Investoren setzten darauf, dass Neuwahlen vermieden und eine Koalition aus 5-Sterne-Bewegung und der sozialdemokratischen PD gebildet werde, sagte Commerzbank-Analystin Antje Praefcke. "Vermutlich würde das Haushaltsdefizit unter dieser Regierung steigen, aber nicht ausufern, so dass der Konflikt mit der EU zunächst eingedämmt werden könnte."

Daneben hellten Gedankenspiele des US-Präsidenten Donald Trump zu weiteren Steuersenkungen die Stimmung auf. "Trumps Steuersenkungen werden hauptsächlich den US-Märkten nutzen, aber wenn die USA besser abschneiden, ist dies gut für exportorientierte Länder wie Deutschland oder die Niederlande und daher auch für den Rest der Euro-Zone", sagte Rabobank-Analyst Bas Van Geffen.

Die Konjunktursorgen traten aber nicht komplett in den Hintergrund. So hielt sich der Preis der "Antikrisen-Währung" Gold über der psychologisch wichtige Marke von 1500 Dollar je Feinunze (31,1 Gramm). Auch die als sicher geltenden deutschen Staatsanleihen blieben gefragt. Der Bund verkaufte neue 30-jährige Bonds erstmals mit einer Rendite unter null Prozent. Dies bedeutet, dass Investoren dafür bezahlen, dem Bund Geld leihen zu dürfen.

Fed-Protokolle und Notenbanker-Treffen im Blick


Börsianer warteten gespannt auf die Veröffentlichung der Fed-Protokolle am Abend (MESZ). Anleger interessierten sich vor allem dafür, ob in den Mitschriften der jüngsten geldpolitischen Beratungen der US-Notenbank eine Zinssenkung um einen halben Prozentpunkt diskutiert wurde, sagte Anlagestratege Michael Hewson vom Brokerhaus CMC Markets. "Dies würde Hinweise liefern, wie die Notenbank die Konjunkturaussichten einschätzt."

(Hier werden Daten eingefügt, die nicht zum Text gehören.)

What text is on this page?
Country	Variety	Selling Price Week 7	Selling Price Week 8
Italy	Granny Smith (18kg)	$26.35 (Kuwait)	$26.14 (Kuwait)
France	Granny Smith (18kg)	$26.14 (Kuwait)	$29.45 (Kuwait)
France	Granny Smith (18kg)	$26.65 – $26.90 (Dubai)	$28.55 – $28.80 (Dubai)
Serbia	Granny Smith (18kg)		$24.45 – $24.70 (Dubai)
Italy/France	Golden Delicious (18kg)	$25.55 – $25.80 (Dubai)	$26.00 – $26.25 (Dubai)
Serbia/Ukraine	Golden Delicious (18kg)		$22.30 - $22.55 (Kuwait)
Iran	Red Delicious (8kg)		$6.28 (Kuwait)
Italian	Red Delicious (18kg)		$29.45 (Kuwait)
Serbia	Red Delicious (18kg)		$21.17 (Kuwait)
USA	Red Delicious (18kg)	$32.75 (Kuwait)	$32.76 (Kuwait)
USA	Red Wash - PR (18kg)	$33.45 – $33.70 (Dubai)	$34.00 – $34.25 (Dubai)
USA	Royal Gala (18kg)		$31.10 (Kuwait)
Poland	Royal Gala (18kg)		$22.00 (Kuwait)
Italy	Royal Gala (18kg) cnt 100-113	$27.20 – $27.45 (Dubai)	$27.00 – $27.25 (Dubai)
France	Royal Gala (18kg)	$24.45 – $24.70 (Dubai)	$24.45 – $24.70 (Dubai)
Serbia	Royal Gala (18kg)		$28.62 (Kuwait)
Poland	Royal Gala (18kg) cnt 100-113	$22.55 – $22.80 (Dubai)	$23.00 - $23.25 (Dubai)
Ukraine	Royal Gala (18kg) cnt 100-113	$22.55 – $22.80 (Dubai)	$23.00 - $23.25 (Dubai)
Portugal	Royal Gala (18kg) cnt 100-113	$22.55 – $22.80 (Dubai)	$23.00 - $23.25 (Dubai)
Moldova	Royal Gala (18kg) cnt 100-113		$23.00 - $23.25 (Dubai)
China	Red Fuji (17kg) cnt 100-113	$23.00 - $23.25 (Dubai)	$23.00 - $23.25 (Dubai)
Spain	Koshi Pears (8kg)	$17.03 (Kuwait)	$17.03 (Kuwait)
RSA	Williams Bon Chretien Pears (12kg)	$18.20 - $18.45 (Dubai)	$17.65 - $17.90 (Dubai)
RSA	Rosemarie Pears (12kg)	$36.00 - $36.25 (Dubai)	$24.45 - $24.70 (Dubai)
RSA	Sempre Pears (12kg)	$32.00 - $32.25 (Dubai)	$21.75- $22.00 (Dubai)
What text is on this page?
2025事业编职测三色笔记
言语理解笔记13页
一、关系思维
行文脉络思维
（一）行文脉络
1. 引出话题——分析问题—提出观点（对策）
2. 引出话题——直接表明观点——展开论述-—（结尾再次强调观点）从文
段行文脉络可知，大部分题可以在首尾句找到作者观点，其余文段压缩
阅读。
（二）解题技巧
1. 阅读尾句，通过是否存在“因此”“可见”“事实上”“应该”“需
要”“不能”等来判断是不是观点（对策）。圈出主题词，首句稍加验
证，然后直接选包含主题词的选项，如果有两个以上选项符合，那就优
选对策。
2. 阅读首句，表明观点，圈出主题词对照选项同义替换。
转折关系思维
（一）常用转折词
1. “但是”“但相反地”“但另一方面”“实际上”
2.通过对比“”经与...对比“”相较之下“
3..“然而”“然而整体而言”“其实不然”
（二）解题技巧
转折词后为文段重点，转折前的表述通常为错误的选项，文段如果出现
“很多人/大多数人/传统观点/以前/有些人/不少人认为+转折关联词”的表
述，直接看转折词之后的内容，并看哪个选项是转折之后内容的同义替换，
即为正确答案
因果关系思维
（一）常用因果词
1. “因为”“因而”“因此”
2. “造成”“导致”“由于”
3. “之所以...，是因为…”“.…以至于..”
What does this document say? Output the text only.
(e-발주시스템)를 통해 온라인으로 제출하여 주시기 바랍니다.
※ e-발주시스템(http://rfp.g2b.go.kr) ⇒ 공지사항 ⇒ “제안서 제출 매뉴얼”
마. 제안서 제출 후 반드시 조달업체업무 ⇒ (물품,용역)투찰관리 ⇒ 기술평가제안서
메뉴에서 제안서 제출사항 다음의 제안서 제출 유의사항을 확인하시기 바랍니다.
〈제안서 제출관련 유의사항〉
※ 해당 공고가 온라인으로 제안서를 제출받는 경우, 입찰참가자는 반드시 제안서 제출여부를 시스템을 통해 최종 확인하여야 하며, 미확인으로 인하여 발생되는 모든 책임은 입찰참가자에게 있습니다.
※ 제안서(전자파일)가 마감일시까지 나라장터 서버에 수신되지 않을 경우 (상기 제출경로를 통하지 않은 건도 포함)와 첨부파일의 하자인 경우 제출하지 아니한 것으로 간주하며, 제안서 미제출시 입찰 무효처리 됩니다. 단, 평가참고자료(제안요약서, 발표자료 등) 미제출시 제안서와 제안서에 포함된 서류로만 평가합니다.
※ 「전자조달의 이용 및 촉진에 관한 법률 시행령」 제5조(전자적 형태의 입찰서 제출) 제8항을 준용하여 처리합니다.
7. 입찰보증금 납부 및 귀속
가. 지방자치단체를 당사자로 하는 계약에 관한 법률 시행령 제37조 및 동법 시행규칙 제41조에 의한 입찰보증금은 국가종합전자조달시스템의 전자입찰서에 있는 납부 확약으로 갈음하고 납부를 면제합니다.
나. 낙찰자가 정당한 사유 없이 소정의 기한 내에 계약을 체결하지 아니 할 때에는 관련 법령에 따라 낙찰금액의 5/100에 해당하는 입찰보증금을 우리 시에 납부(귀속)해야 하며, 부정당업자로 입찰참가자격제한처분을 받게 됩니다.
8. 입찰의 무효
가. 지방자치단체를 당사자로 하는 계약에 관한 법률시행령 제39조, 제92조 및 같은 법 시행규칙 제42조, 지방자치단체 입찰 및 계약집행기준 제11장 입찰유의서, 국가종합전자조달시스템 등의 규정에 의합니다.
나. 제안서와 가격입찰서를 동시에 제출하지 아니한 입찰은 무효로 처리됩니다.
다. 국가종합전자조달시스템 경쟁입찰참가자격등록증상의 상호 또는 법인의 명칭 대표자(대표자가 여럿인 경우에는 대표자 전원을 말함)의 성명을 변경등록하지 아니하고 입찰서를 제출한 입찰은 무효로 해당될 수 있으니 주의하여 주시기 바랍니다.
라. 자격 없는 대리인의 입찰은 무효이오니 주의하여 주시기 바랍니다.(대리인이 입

Daneben warf das jährliche Notenbanker-Treffen in Jackson Hole im US-Bundesstaat Wyoming seine Schatten voraus. Dort will Fed-Chef Jerome Powell am Freitag eine Rede halten. Da eine weitere Zinssenkung im September an der Börse als ausgemacht gelte, werde es für Powell aber schwierig, frische Impulse zu liefern, sagte Portfolio-Manager Thomas Altmann vom Vermögensberater QC Partners.

Pfund fällt weiter - Johnson trifft Merkel


Wenige Stunden vor dem Antrittsbesuch des neuen britischen Premierministers Boris Johnson bei Bundeskanzlerin Angela Merkel verbilligte sich das Pfund Sterling um 0,2 Prozent auf 1,2140 Dollar. Bei Johnsons Forderung nach Nachverhandlungen zum künftigen Grenzregime zwischen der britischen Provinz Nordirland und der Republik Irland gehe es nicht um eine Lösung dieses Problems, sagte Commerzbank-Analystin Praefcke. "Es geht vermutlich eher darum, wer am Ende den Schwarzen Peter hat." Das Risiko eines ungeordneten Brexit bleibe bestehen.

Am Aktienmarkt rückten dank wieder aufgeflammter Fusionsfantasien Fiat Chrysler und Renault ins Rampenlicht. Einem Zeitungsbericht zufolge ist der Gesprächsfaden der beiden Autobauer trotz der zunächst gescheiterten Verhandlungen nicht abgerissen. "Das schürt neue Hoffnungen, nachdem Anleger sich schon damit abgefunden hatten, dass eine Einigung sehr unwahrscheinlich ist", sagte ein Börsianer. Fiat-Aktien stiegen in Mailand um 3,9 Prozent, Renault-Papiere gewannen in Paris 4,8 Prozent. Im Windschatten der beiden Werte gewann der Index für die europäische Automobilbranche 1,9 Prozent.